Eugene Volokh points out a problem in the way some people are arguing for brute parental control rather than looking at serious studies to determine whether abstinence-only sex education has the effects it's supposed to have. He's right about that.
I do have a quibble, though, and I wonder if it shows a deep disagreement between many of the people on the two sides of this issue. The way he frames his criticism seems to me to assume something that many on the abstinence-only side will not grant. He says:
But if you're going to talk about what's actually "best for ... children" -- which is to say what's actually effective in preventing harmful behavior -- then don't claim that parents have some sort of innate insight into a process that they've never systematically studied, and as to which they have at best a couple of observations (and far from perfect ones, since they may not know that much about their children's sex lives). It's not that parents are less inherently "elite" than public health Ph.D.s. It's just that, on the question of what sorts of educational programs work in this area, only people who have indeed studied the subject in a systematic way are likely to have a trustworthy opinion on what will actually work.
That's probably right if we can all agree on what counts as what's best for children and then figure out how to measure that. But he's given a very explicit account of what's best for children, and it's not one that I think many people on the abstinence-only side would accept. He equates what's best for them (i.e. well-being) with preventing harmful behavior. Doesn't that assume that the only thing that can make their lives worse is their own and others' harmful behavior rather than simply not living up to high standards?
I wonder if this reveals a key difference in assumptions lying behind disputes about this issue. People who favor more comprehensive sex education are simply trying to prevent teen pregnancy and the spread of STDs. People who favor abstinence-only education are trying to promote a much broader kind of excellence than merely not running into those two very narrow problems compared to all the other ways people can fall short of the ideal sexually. (They have other differences too, including differences in what counts as the sexual ideal, but I think this issue is an important part of the puzzle.)

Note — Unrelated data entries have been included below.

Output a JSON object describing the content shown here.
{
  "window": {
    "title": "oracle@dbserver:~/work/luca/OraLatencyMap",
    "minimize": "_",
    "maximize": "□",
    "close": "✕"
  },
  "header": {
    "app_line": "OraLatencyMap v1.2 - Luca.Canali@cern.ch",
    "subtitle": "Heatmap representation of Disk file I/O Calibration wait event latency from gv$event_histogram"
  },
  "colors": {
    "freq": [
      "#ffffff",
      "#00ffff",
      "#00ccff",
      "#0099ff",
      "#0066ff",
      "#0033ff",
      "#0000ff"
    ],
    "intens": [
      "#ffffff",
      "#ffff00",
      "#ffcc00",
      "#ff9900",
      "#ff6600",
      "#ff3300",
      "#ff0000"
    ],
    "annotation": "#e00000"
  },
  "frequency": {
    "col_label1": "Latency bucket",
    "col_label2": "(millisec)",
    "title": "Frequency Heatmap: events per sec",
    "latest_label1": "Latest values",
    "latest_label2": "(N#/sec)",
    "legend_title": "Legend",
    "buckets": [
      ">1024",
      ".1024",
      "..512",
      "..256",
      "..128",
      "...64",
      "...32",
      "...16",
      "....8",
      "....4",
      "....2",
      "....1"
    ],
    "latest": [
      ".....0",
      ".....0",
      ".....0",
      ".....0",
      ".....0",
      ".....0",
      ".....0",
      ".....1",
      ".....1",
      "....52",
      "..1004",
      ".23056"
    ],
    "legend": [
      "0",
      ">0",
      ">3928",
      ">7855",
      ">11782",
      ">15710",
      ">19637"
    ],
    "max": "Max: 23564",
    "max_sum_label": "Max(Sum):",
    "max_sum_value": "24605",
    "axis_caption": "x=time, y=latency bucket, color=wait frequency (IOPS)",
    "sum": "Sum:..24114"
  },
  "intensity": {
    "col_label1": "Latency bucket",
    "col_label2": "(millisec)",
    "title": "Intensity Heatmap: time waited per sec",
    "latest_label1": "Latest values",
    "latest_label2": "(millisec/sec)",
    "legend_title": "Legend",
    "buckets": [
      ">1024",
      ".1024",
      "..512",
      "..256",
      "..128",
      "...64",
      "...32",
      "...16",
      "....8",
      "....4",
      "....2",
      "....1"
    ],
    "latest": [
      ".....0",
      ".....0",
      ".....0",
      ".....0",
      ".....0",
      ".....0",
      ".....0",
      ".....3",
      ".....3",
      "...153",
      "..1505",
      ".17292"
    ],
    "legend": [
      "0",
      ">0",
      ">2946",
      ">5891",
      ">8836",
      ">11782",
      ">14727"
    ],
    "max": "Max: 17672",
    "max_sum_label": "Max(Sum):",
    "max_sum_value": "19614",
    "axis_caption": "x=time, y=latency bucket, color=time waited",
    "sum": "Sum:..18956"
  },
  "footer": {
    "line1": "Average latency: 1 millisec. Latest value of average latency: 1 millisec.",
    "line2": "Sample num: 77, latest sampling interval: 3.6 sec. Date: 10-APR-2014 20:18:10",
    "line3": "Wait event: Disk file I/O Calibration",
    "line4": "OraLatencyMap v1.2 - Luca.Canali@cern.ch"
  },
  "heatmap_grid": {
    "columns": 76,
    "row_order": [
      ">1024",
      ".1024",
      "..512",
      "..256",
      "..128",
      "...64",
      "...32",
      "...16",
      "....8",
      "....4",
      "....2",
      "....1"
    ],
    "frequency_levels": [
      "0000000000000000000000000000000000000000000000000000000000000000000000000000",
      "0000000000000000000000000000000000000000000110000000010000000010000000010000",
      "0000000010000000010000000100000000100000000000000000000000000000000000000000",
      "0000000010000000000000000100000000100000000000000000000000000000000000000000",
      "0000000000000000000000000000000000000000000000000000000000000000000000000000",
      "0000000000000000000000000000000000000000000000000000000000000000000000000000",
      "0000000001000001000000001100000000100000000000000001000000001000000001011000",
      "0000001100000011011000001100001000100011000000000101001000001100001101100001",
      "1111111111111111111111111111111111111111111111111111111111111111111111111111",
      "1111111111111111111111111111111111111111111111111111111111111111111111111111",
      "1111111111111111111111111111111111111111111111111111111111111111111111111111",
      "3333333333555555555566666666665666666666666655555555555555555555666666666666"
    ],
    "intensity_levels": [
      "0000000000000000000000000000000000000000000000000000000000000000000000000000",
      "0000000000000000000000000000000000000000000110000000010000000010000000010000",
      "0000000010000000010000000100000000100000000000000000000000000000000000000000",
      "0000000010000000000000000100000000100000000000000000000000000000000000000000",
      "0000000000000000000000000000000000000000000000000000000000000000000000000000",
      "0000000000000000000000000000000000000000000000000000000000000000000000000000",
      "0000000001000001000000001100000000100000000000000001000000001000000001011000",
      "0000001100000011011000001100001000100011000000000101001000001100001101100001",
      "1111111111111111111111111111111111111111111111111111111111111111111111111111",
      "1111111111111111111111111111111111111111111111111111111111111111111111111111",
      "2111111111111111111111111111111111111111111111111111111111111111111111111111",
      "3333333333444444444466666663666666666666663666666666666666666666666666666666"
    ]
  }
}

Now some people do agree with the Volokh view of self-interest, thinking of well-being just as lack of harm. But some people have a higher notion of excellence, and I wonder if that assumption leads many people to avoid the studies he wants them to pay attention to. If the studies assume something about what's best for kids, and it's not the most important thing about what's best for them in the minds of these parents, then it's no surprise that they don't care what the study shows. The study relies on assumptions they disagree with. It's thus irrelevant to them. Most of the people I'm talking about probably don't think explicitly in these terms, but I think it's part of what's going on. If I'm right, then they're not being quite as anti-intellectual as Volokh thinks.